What gives rise to the desperation, whether it is fear of political embarrassment at a high-profile diplomatic failure or genuine concern for US security interests in the region, I cannot say. It seems crystal clear, however, that the administration sees the next three months as a last chance. Their stated hope is that if they can get the parties to the table for this brief additional period, during which they focus solely on reaching agreement on borders, success in this endeavour will obviate concerns about settlements and give both sides sufficient stake in an outcome that they will not abandon the effort.

No one familiar with the substance of the process believes agreement on borders can be reached in 90 days on the merits; consider additionally that negotiators will be attempting to reach such a pact without reference to Jerusalem, and seeking compromise on territory without recourse to off-setting concessions on other issues, and success becomes virtually impossible to contemplate.

The Obama administration is coming under heavy criticism for having no plan which extends beyond the 90 days, if they can get them. There is no plan for a 91st day because there is unlikely to be one. The Obama policy, absurd as it seems, is to somehow extend the peace process marginally, and hope for a miracle. The demise of that hope carries with it the clear and present danger that residual aspirations for a two-state solution will shortly be extinguished with it.

Tel Aviv: buyer's remorse?

Meanwhile, in Israel, we are seeing something akin to buyer's remorse. On the cusp of finally achieving the goal for which Likud has aimed since its founding in 1973 - that is, an end to the threat of territorial compromise which would truncate the Zionist project in Palestine - the Israeli military and intelligence communities, which will have to deal with the consequences of a permanently failed peace process and the dissolution of responsible Palestinian governance in the West Bank which could well follow, are actively voicing their concerns.

Even as ardent a Likudnik as Dan Meridor has recently said to Haaretz: "I've reached the painful conclusion that keeping all the territory means a binational state that will endanger the Zionist enterprise. If we have to give up the Jewish and democratic character (of the state) - I prefer to give up some of the territory."

The time for such second thoughts has passed, however. Having succeeded in creating irrevocable facts on the ground, settlements which no conceivable Israeli government could remove even if it wanted to, the territory which Meridor and company would conceivably part with now will not be enough to avoid the fate which they fear in future: the progressive delegitimation of the current state, and the eventual rise of a binational state in its place.

Ramallah: terminally gloomy?

The terminal gloom among the tired leadership of the Palestinian Authority (PA) is palpable. They will not allow themselves to be openly complicit in a negotiated capitulation to Israel, and yet they cannot bring themselves to irrevocably abandon the process either.

The recent, relative success of Salam Fayyad, the prime minister, in bringing some measure of security and good governance to the West Bank notwithstanding, they know their legitimacy is tied to the hope of their people for a just peace - a peace they also know, in their hearts, they cannot deliver. They look to the Americans in hope of salvation, while the Americans can only hope, impotently, for the same.

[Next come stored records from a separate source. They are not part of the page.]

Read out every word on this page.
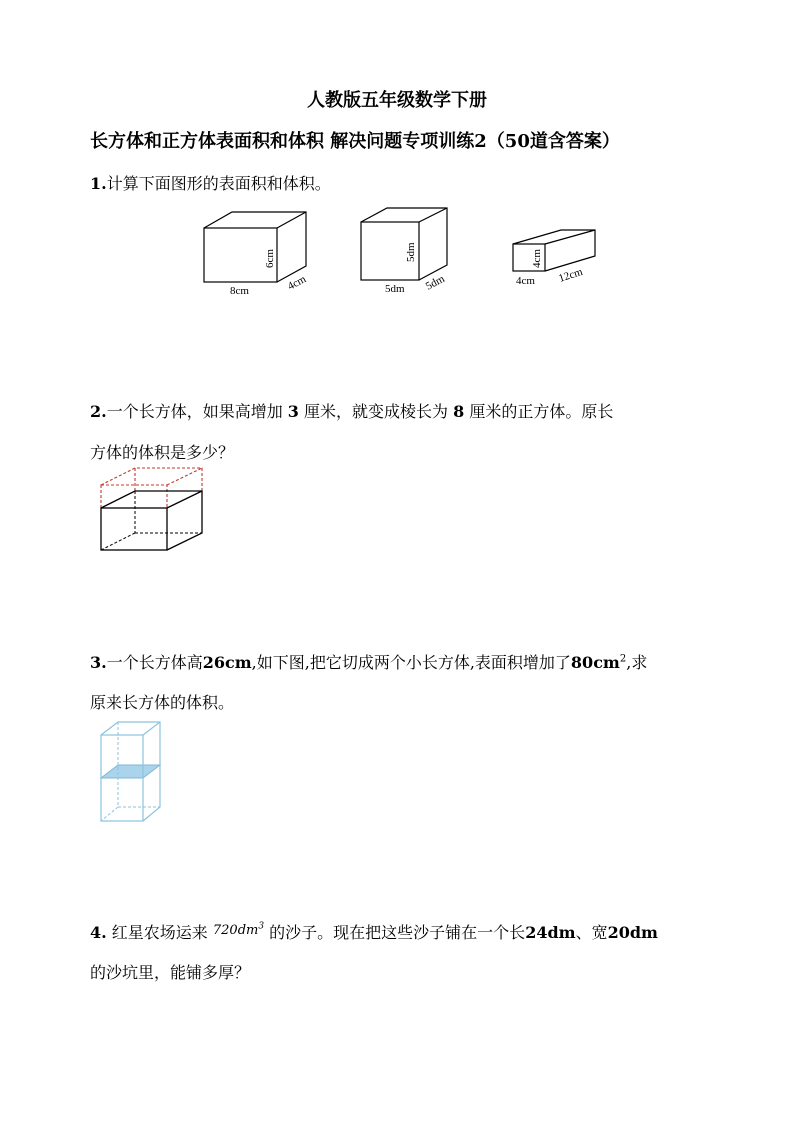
人教版五年级数学下册
长方体和正方体表面积和体积 解决问题专项训练2（50道含答案）
1.计算下面图形的表面积和体积。
8cm	4cm
6cm
5dm 5dm
5dm
4cm 12cm
4cm
2.一个长方体，如果高增加 3 厘米，就变成棱长为 8 厘米的正方体。原长
方体的体积是多少？
3.一个长方体高26cm,如下图,把它切成两个小长方体,表面积增加了$80cm^2$,求
原来长方体的体积。
4. 红星农场运来 $^{720dm^3}$ 的沙子。现在把这些沙子铺在一个长24dm、宽20dm
的沙坑里，能铺多厚？
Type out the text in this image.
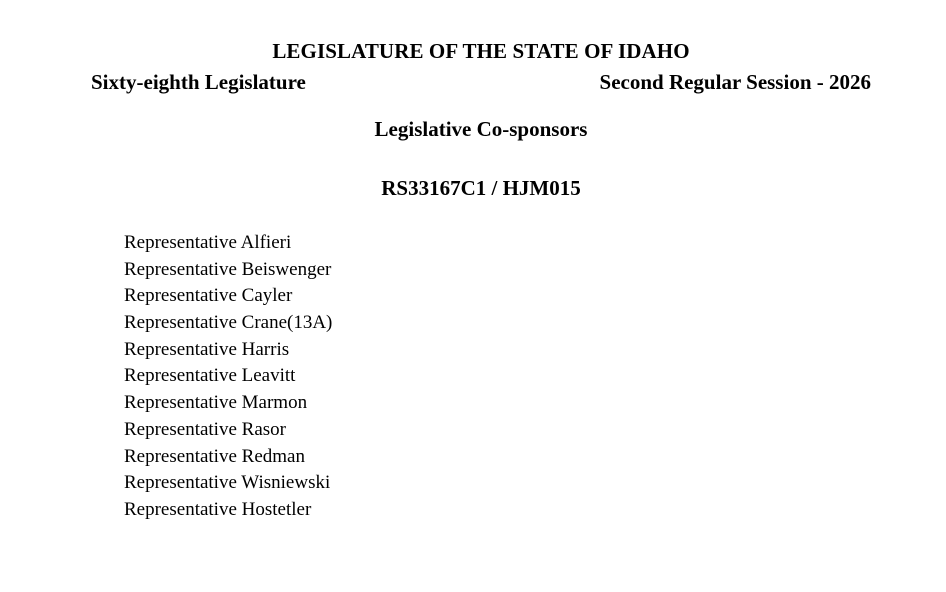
LEGISLATURE OF THE STATE OF IDAHO
Sixty-eighth Legislature	Second Regular Session - 2026
Legislative Co-sponsors
RS33167C1 / HJM015
Representative Alfieri
Representative Beiswenger
Representative Cayler
Representative Crane(13A)
Representative Harris
Representative Leavitt
Representative Marmon
Representative Rasor
Representative Redman
Representative Wisniewski
Representative Hostetler
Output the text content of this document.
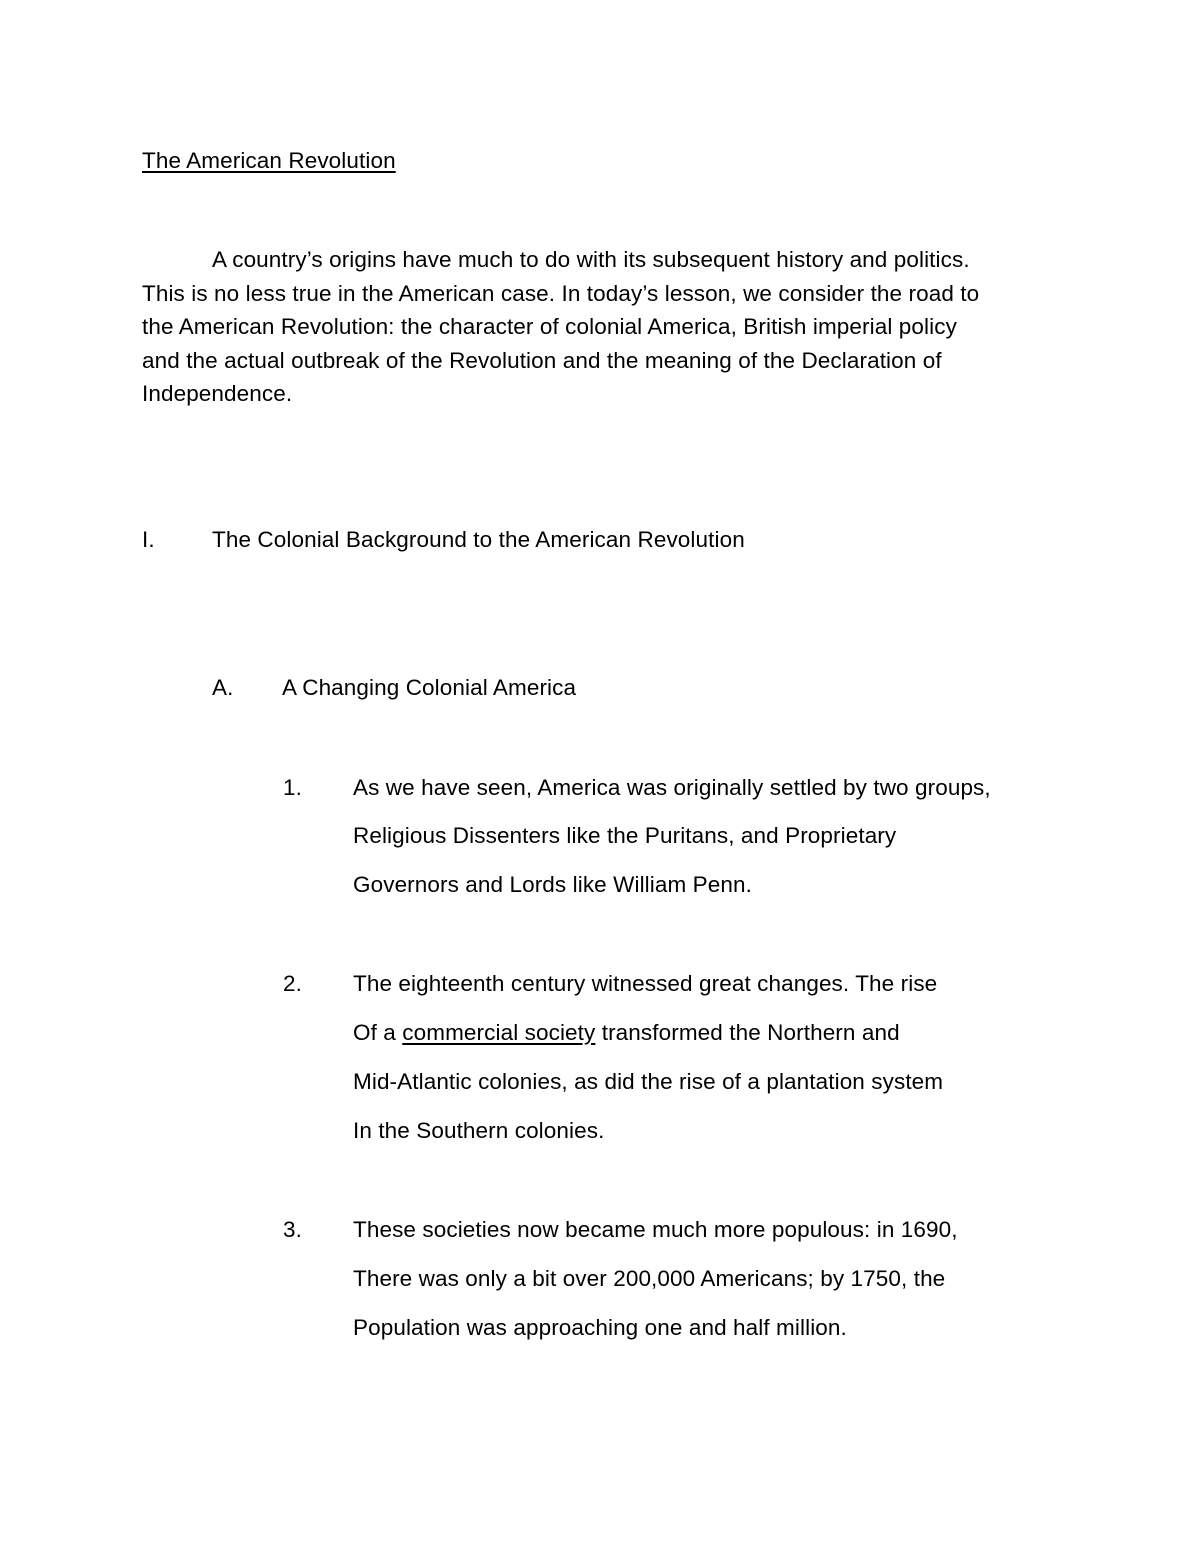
The American Revolution
A country’s origins have much to do with its subsequent history and politics.
This is no less true in the American case. In today’s lesson, we consider the road to
the American Revolution: the character of colonial America, British imperial policy
and the actual outbreak of the Revolution and the meaning of the Declaration of
Independence.
I.	The Colonial Background to the American Revolution
A. A Changing Colonial America
1. As we have seen, America was originally settled by two groups,
Religious Dissenters like the Puritans, and Proprietary
Governors and Lords like William Penn.
2. The eighteenth century witnessed great changes. The rise
Of a commercial society transformed the Northern and
Mid-Atlantic colonies, as did the rise of a plantation system
In the Southern colonies.
3. These societies now became much more populous: in 1690,
There was only a bit over 200,000 Americans; by 1750, the
Population was approaching one and half million.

Both Israelis and Palestinians know that the relative calm prevailing in the West Bank and Gaza cannot last indefinitely absent some prospect for an end to Israeli occupation of the former. No one can see the way to a near-term solution, and yet neither does anyone yet have the courage to suggest an alternative future.

That will be the task of a new and probably distant generation of Israelis and Palestinians.

Robert Grenier was the CIA's chief of station in Islamabad, Pakistan, from 1999 to 2002. He was also the director of the CIA's counter-terrorism centre.

The views expressed in this article are the author's own and do not necessarily reflect Al Jazeera's editorial policy.